An autopsy on Wednesday confirmed the cause of death was suicide by hanging, said Dr. Jan Gorniak, the Franklin County coroner. She said she couldn’t comment on the circumstances in which Castro was found.
“This man couldn’t take, for even a month, a small portion of what he had dished out for more than a decade,” said Cuyahoga County Prosecutor Timothy McGinty, who agreed to a deal that spared Castro the death penalty in exchange for life in prison.
Through a spokeswoman, the three women — Amanda Berry, 27, Gina DeJesus, 23, and Michelle Knight, 32 — all declined to comment.
Castro, 53, had been taken off suicide watch while still in Cleveland’s Cuyahoga County Jail on June 5, a spokesman said, and his was the seventh suicide in Ohio prisons this year, according to the American Civil Liberties Union, which called for a full investigation.
Castro’s attorneys had tried unsuccessfully to have a psychological examination of him done at the jail before he was turned over to state authorities following his conviction, his attorney, Jaye Schlachet, said early Wednesday.
In an interview last month after Castro’s conviction, his attorneys said their client clearly fit the profile of sociopathic disorder and that they hoped researchers would study him for clues that could be used to stop other predators.
State prison and county jail officials denied Castro permission to receive independent mental health counseling, even though he had contemplated suicide in 2004 and was likely to suffer depression after being sentenced to life in prison, his defense lawyers said.
“We were never provided any explanation” for being denied independent mental health care, defense attorney Craig Weintraub said. “We don’t know what the rationale was to take him off suicide watch.”
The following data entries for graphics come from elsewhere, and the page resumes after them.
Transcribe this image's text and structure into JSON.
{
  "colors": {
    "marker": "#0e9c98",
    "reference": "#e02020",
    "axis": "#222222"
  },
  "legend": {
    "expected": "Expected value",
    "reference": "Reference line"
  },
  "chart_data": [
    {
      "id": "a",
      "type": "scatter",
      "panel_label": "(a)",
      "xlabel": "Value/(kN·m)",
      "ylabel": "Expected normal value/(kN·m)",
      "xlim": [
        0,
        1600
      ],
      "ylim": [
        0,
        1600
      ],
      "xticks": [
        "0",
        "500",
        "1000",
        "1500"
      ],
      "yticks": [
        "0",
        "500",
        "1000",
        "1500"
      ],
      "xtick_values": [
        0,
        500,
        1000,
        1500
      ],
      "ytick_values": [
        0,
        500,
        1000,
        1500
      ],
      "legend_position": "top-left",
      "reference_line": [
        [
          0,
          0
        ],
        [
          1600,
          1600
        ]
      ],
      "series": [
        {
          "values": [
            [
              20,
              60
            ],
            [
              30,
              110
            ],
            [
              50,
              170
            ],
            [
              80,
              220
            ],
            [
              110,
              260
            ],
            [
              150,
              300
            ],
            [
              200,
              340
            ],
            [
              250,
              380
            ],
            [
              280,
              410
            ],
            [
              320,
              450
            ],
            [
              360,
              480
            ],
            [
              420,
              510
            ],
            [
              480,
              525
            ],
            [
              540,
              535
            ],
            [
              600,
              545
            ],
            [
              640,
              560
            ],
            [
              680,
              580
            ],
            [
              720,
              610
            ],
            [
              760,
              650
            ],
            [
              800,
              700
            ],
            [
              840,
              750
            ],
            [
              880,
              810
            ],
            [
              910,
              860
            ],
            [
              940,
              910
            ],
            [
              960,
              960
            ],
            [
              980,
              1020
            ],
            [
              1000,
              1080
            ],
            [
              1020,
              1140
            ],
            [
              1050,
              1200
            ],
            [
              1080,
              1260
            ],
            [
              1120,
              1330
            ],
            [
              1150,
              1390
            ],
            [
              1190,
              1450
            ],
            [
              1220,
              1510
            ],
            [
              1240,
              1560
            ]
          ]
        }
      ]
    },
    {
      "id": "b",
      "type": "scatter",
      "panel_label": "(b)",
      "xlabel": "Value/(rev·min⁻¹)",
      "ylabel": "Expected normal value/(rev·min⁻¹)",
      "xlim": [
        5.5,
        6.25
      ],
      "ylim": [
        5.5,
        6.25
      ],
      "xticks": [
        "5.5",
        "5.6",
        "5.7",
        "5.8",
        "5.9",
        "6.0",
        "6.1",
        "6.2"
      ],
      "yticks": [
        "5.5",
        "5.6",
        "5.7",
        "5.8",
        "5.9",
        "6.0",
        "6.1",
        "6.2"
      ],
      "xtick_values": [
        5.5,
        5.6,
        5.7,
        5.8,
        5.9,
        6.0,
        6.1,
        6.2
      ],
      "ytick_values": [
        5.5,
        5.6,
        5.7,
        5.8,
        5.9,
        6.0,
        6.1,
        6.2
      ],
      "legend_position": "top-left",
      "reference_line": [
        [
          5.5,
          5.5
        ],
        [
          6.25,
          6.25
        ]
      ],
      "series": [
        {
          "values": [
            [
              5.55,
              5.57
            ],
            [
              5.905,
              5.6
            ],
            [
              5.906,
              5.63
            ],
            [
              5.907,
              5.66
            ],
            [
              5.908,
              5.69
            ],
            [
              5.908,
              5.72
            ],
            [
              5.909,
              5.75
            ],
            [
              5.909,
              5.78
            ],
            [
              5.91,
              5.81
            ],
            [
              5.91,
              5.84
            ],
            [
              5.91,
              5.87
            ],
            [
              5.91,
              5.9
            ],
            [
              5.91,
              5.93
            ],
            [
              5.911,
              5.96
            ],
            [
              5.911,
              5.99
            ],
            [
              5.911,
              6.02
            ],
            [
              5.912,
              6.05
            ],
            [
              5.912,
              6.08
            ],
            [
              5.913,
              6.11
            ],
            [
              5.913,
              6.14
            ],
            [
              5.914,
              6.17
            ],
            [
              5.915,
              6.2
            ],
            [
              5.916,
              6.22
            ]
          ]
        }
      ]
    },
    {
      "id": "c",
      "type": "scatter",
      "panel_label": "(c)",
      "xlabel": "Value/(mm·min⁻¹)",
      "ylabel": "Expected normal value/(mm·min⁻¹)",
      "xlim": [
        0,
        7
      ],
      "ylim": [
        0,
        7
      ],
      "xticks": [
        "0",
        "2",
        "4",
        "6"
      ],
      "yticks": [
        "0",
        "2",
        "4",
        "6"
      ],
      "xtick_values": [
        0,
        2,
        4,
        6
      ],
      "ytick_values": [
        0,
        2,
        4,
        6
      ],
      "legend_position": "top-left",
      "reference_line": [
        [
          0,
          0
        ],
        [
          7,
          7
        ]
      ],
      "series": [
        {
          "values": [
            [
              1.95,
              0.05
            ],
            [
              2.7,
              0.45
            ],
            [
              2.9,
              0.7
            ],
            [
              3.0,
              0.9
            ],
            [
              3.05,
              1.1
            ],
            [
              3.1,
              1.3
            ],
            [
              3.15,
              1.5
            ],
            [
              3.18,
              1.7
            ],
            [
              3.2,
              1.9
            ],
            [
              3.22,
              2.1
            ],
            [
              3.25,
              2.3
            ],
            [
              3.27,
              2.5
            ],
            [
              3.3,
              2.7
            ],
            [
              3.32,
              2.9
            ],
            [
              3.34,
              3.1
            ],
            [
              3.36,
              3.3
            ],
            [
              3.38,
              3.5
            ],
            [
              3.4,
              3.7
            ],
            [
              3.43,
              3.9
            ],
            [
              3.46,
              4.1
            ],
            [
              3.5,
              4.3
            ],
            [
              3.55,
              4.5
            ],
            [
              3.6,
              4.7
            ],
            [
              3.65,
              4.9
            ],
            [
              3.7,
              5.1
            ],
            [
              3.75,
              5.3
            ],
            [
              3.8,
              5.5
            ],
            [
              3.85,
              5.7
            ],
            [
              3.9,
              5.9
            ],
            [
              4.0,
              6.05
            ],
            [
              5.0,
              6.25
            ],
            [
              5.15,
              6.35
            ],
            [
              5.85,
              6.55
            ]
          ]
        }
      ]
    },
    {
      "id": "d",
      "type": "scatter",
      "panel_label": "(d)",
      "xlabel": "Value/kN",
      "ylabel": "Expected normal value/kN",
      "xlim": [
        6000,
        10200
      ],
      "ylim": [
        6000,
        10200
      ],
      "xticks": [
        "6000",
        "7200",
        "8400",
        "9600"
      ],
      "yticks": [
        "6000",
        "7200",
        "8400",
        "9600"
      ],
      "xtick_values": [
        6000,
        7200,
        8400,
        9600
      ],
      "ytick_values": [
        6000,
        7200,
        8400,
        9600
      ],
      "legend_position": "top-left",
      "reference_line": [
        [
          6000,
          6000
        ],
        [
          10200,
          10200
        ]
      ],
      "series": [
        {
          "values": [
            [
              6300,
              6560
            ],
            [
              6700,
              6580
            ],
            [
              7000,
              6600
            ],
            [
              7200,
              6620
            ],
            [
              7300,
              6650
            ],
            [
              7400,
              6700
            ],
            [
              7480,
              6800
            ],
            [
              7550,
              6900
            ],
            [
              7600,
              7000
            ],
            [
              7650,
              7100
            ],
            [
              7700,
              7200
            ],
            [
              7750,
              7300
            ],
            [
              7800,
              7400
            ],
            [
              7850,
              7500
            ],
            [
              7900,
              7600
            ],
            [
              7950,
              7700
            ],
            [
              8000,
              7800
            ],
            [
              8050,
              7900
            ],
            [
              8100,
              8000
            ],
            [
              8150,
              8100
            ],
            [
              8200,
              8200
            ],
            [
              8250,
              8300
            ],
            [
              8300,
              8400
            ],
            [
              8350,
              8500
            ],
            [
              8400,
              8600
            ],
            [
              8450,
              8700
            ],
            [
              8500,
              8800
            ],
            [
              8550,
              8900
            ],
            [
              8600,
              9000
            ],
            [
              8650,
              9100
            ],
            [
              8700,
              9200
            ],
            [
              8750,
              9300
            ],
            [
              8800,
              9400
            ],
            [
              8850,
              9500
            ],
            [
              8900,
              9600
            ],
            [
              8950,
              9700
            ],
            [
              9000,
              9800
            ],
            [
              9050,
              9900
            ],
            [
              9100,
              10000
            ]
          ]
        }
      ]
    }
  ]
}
Castro was sentenced on August 1 to life in prison plus 1,000 years in prison without the possibility of parole for abducting the women and keeping them in the dungeon-like confines of his house, where they were starved, beaten and sexually assaulted.
At the sentencing, Castro told the judge he was suffering from a pornography addiction.
“I’m not a monster. I’m sick,” he said.
The criminal case, one of the most sensational in U.S. history, captured international attention when it broke in May, as many people were elated by news the three women had been found alive, then stunned by the details of their ordeal. The public was startled by his apparent double life, with his reputation as a good-natured musician who even attended a vigil for one of the missing women.
The house where the three were held, bound with chains and ropes for periods of time, has been torn down along with two neighboring abandoned homes, creating an extended vacant lot in the working-class neighborhood.
Castro was transferred to the Correctional Reception Center outside Columbus, the state capital, on Aug. 5 and was to remain there while undergoing mental and physical evaluation before being transferred to a permanent lockup, prison officials said. He was in protective custody with guards checking on him every half hour and isolated from other inmates.
The Castro family learned of his death from the media, Weintraub said, and word spread quickly through the west Cleveland neighborhood.
“The last page has been turned,” said Julio Cesar Castro, Castro’s uncle and owner of a general store in the neighborhood where the women were held.
Said neighbor Walter Freeman: “I guess he couldn’t handle it. He took the coward’s way out.”